Si gadis tahu ajalnya semakin dekat. Dengan tubuh gemetar dan air mata mengalir deras, dia menatap gelap yang hendak menelannya. Dalam keputusasaan, dia memohon dengan segenap hatinya.

"Parapat, batu parapatlah!" serunya, suaranya menggema di kehampaan. Kata-kata itu berarti, "Merapatlah, batu, merapatlah!". Tiba-tiba, bumi bergemuruh hebat. Batu-batu di tebing bergerak, seolah mendengar panggilannya. Dalam dentuman yang menggema, dinding tebing runtuh, dan lubang menganga itu menutup perlahan. Saat debu mereda, keajaiban pun terungkap.

Di tebing itu, terbentuk sosok gadis yang melompat, tangannya terentang, dengan anjing setianya di sisinya. Patung alam itu tampak begitu hidup, seperti mengabadikan momen terakhir mereka selamanya.

Penduduk desa memandang penuh takjub. Mereka percaya, doa si gadis telah dijawab oleh kekuatan ilahi, menyatu dengan alam. Untuk mengenang kisahnya, tempat itu dinamai Parapat. Kini, Batu Gantung di tebing Danau Toba menjadi saksi bisu legenda tersebut, menarik ribuan pengunjung yang ingin melihat keajaiban dan merasakan kisah haru yang tak lekang oleh waktu.

Bagaimana Cara ke Parapat?

Perjalanan ke Parapat bisa kamu mulai dari kota Medan.
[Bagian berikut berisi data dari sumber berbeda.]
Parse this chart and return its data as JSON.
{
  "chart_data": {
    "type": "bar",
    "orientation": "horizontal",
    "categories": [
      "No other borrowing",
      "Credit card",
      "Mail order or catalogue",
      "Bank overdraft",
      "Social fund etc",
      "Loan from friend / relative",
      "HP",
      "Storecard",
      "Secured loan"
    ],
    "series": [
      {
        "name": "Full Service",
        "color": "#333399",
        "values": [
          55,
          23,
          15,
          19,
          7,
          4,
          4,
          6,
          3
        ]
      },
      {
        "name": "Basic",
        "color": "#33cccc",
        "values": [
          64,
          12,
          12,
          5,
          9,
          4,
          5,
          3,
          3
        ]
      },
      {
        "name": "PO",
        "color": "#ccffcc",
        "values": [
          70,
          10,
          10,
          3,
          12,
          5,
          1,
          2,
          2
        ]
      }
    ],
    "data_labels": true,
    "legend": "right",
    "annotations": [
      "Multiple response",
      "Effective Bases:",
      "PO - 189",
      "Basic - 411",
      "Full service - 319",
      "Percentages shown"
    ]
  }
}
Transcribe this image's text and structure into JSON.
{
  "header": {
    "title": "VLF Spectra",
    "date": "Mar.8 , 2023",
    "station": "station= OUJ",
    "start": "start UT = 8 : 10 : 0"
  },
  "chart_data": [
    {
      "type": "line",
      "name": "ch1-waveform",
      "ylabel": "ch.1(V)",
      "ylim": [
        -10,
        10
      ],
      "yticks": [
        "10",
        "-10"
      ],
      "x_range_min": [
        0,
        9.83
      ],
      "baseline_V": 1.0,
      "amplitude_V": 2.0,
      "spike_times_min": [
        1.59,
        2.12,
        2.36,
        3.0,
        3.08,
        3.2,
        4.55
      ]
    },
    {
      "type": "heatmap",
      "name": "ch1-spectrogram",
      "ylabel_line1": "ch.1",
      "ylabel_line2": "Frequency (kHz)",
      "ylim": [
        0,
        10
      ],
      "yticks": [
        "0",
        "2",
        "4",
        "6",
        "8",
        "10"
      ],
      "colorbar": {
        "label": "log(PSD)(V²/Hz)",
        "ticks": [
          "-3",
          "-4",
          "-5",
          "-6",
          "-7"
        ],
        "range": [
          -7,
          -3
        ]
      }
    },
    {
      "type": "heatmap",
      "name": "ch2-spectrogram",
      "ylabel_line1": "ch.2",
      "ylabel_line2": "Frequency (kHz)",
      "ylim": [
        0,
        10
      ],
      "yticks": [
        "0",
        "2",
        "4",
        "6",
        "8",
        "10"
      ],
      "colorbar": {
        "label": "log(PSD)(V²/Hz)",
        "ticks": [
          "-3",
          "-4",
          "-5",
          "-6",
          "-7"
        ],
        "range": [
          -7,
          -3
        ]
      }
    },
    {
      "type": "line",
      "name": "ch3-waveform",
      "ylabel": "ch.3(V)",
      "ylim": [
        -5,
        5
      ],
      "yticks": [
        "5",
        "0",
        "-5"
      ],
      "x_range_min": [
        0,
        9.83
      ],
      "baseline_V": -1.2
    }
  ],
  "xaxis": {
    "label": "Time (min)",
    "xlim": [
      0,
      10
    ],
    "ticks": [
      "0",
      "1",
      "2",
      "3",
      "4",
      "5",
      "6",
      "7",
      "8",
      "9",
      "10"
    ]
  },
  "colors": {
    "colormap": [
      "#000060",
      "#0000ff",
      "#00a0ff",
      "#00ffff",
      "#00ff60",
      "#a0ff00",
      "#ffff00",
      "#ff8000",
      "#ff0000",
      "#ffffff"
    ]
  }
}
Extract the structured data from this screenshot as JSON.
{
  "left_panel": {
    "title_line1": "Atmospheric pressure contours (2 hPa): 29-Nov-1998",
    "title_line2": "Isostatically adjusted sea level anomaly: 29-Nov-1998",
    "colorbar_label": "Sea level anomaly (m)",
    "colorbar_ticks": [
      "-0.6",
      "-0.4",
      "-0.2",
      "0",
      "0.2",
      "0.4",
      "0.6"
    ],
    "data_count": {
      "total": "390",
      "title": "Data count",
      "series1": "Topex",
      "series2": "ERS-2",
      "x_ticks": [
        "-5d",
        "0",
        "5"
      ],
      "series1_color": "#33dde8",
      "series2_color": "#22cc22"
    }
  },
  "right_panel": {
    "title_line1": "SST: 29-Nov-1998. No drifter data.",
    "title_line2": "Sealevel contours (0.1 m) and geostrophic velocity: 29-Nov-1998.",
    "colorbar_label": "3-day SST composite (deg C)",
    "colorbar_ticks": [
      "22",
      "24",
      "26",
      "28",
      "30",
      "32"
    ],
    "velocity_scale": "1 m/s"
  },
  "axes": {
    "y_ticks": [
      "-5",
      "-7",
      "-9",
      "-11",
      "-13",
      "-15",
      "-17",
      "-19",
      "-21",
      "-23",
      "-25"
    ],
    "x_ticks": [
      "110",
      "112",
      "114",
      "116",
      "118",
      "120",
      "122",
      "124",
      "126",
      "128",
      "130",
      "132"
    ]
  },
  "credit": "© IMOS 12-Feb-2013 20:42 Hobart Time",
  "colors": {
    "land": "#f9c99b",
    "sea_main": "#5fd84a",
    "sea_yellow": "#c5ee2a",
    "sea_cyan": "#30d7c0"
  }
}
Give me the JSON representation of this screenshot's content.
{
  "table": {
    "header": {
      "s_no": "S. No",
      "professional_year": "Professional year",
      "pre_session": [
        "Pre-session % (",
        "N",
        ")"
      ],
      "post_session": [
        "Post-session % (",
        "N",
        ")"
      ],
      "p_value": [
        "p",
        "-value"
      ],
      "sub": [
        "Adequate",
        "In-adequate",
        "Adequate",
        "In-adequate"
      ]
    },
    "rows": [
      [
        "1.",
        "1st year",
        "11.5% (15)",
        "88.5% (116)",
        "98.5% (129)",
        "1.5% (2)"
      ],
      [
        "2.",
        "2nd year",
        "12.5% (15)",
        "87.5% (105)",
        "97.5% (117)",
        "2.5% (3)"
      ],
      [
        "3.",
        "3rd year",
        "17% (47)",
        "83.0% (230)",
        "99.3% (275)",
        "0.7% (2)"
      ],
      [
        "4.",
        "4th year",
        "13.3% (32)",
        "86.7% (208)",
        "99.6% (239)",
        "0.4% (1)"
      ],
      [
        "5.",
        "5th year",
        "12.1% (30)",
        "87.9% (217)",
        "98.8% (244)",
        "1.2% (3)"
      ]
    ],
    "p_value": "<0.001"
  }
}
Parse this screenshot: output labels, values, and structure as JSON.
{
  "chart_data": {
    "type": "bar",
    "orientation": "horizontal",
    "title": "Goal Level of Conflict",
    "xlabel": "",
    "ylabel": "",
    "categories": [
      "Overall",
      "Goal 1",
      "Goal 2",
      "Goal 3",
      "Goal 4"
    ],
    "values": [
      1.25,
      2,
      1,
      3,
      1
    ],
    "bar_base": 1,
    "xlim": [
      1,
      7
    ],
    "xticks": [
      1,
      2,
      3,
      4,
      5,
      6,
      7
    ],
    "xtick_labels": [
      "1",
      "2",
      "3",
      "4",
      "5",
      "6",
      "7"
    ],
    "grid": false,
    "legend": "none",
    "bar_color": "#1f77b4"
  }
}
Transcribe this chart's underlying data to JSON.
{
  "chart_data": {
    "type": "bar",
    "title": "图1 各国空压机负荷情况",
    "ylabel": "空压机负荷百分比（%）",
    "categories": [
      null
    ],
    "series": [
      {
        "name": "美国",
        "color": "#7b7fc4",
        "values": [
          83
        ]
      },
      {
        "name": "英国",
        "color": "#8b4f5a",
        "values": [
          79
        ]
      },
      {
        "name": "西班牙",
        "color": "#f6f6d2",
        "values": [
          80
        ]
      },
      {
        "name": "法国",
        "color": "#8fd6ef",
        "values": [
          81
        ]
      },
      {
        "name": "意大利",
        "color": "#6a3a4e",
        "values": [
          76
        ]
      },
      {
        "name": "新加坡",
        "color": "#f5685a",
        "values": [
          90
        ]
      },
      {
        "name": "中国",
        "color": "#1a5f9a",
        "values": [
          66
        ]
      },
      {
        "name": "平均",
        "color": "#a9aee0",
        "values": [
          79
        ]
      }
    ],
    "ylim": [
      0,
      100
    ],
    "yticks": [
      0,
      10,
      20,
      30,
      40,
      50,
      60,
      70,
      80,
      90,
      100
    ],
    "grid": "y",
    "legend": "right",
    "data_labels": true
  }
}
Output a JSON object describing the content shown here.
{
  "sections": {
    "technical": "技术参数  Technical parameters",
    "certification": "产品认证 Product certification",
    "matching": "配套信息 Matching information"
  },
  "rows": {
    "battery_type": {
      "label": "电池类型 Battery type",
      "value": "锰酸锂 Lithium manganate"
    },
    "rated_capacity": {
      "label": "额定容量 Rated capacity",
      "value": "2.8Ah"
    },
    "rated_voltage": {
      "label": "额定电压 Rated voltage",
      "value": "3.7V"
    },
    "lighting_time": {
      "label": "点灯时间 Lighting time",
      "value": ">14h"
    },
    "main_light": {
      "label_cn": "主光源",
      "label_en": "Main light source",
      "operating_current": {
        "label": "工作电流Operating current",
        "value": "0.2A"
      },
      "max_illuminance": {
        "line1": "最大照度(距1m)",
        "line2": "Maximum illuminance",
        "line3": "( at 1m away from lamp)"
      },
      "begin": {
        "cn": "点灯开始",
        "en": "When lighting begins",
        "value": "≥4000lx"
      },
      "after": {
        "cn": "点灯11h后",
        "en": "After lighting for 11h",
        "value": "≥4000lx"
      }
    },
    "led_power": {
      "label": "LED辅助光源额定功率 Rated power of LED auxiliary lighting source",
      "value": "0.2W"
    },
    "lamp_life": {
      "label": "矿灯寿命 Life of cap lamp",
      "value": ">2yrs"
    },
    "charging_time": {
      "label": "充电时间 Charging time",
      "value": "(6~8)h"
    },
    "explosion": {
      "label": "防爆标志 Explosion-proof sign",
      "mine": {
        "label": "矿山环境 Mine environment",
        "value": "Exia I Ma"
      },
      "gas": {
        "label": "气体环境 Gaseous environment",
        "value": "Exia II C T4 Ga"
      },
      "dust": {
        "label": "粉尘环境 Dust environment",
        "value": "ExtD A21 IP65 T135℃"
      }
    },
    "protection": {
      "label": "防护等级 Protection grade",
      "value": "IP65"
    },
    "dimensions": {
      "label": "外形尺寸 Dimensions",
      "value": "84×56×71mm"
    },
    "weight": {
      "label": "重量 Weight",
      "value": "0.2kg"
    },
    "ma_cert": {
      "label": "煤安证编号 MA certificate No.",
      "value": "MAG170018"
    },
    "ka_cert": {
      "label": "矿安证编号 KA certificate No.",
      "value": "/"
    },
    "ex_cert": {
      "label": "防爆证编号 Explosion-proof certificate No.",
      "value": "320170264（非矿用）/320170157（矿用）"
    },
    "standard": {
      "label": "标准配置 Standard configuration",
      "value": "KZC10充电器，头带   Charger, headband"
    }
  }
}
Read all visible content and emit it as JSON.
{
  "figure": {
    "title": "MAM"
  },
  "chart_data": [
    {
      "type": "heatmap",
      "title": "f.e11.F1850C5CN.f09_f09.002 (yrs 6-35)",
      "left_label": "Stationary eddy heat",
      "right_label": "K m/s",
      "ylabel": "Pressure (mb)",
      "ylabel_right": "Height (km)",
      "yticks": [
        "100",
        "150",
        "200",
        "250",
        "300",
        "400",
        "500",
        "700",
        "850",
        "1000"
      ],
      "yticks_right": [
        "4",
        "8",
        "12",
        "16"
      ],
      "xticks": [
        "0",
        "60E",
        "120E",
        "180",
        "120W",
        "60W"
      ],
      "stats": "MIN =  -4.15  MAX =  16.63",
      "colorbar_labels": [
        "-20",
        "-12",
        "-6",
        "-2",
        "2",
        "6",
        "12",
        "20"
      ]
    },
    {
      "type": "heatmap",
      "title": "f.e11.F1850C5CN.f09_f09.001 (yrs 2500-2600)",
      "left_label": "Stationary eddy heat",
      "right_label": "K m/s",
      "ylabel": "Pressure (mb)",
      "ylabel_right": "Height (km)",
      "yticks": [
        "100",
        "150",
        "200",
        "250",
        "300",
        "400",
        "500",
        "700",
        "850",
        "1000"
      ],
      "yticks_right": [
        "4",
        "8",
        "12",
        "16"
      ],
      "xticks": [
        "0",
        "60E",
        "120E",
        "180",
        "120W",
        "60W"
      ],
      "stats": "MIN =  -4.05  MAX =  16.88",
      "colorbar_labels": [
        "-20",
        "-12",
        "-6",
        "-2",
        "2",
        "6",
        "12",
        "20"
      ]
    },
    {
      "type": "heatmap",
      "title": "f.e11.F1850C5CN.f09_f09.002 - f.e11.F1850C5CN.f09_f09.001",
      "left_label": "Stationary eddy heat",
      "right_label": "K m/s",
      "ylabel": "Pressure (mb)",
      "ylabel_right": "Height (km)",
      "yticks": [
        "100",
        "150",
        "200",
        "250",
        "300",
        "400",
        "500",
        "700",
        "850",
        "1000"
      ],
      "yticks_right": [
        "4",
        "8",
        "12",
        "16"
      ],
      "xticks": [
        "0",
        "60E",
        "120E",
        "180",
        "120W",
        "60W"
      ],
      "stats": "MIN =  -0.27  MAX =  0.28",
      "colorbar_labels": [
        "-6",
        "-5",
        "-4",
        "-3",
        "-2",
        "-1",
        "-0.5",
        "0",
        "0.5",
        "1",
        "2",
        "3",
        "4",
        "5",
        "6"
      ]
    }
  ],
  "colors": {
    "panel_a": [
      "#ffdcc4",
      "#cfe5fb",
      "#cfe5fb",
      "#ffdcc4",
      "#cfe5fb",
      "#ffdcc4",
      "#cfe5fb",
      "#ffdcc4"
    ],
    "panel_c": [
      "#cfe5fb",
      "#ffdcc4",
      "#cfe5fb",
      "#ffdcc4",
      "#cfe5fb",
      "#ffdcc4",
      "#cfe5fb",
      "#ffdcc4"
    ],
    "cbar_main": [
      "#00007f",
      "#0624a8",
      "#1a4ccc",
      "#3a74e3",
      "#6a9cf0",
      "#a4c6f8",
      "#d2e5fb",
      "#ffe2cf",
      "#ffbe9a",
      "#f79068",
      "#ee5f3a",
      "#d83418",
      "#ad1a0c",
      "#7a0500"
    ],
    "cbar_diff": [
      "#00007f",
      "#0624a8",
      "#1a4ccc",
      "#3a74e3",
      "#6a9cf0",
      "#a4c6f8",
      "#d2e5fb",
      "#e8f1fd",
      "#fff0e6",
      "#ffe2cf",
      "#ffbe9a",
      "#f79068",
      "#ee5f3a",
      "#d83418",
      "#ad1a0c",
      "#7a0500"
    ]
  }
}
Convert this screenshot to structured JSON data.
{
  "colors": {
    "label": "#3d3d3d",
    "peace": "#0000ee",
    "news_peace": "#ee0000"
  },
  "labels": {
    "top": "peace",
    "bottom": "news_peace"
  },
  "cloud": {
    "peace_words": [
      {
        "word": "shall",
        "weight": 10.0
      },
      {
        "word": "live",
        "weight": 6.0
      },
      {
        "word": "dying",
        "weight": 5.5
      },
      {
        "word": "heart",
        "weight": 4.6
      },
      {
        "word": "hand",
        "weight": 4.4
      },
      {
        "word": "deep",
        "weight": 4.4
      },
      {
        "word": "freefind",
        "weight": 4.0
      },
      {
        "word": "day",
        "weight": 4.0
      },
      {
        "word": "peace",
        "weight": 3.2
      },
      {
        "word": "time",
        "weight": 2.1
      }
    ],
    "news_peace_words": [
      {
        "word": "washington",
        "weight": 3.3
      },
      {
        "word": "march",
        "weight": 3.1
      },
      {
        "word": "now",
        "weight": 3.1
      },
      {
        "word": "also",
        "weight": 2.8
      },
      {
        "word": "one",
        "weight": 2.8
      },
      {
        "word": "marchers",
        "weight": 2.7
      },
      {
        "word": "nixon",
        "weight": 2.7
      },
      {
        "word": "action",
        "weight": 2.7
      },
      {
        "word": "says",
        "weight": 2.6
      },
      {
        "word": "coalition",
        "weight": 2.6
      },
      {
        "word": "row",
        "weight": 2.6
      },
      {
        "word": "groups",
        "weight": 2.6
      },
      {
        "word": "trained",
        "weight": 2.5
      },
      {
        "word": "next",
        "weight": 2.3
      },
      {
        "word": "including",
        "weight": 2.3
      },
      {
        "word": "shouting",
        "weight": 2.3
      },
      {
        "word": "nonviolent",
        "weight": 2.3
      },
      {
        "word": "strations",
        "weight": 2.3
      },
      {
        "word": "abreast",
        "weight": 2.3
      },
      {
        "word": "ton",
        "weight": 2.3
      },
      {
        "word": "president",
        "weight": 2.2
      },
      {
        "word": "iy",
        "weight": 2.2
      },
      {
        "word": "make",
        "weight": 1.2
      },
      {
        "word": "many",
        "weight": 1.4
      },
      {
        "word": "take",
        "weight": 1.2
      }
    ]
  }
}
Sewa mobil atau naik shared taxi untuk perjalanan ke Danau Toba, yang memakan waktu 5 jam. Terletak di dekat Pulau Samosir, Parapat merupakan pintu gerbang budaya Batak.

Kalau kamu butuh akomodasi, Danau Toba International Cottage Parapat sangat direkomendasikan. Lokasinya yang strategis menawarkan akses mudah ke Parapat dan Pulau Samosir, menjadikannya tempat yang sempurna untuk menjelajahi keindahan Danau Toba.

Untuk melihat dari dekat Batu Gantung, sewalah speedboat yang berlabuh di sepanjang tepi danau. Kalau mau yang lebih hemat, ada opsi feri yang berlabuh di Pulau Samosir dan kamu bisa menikmati pemandangan Batu Gantung dari kejauhan.

Saat menyusuri danau, kamu mungkin akan bertemu dengan "penyelam koin"—anak-anak yang dengan cekatan berenang untuk mengambil koin yang dilempar ke dalam air. Kelincahan dan kegembiraan mereka menambah daya tarik unik pada perjalanan, menjadikannya pengalaman yang tak terlupakan.

Kamu juga bisa sewa jet ski atau kayak untuk menjelajahi hamparan Danau Toba yang luas. Parapat menawarkan destinasi alam yang indah dan budaya Indonesia.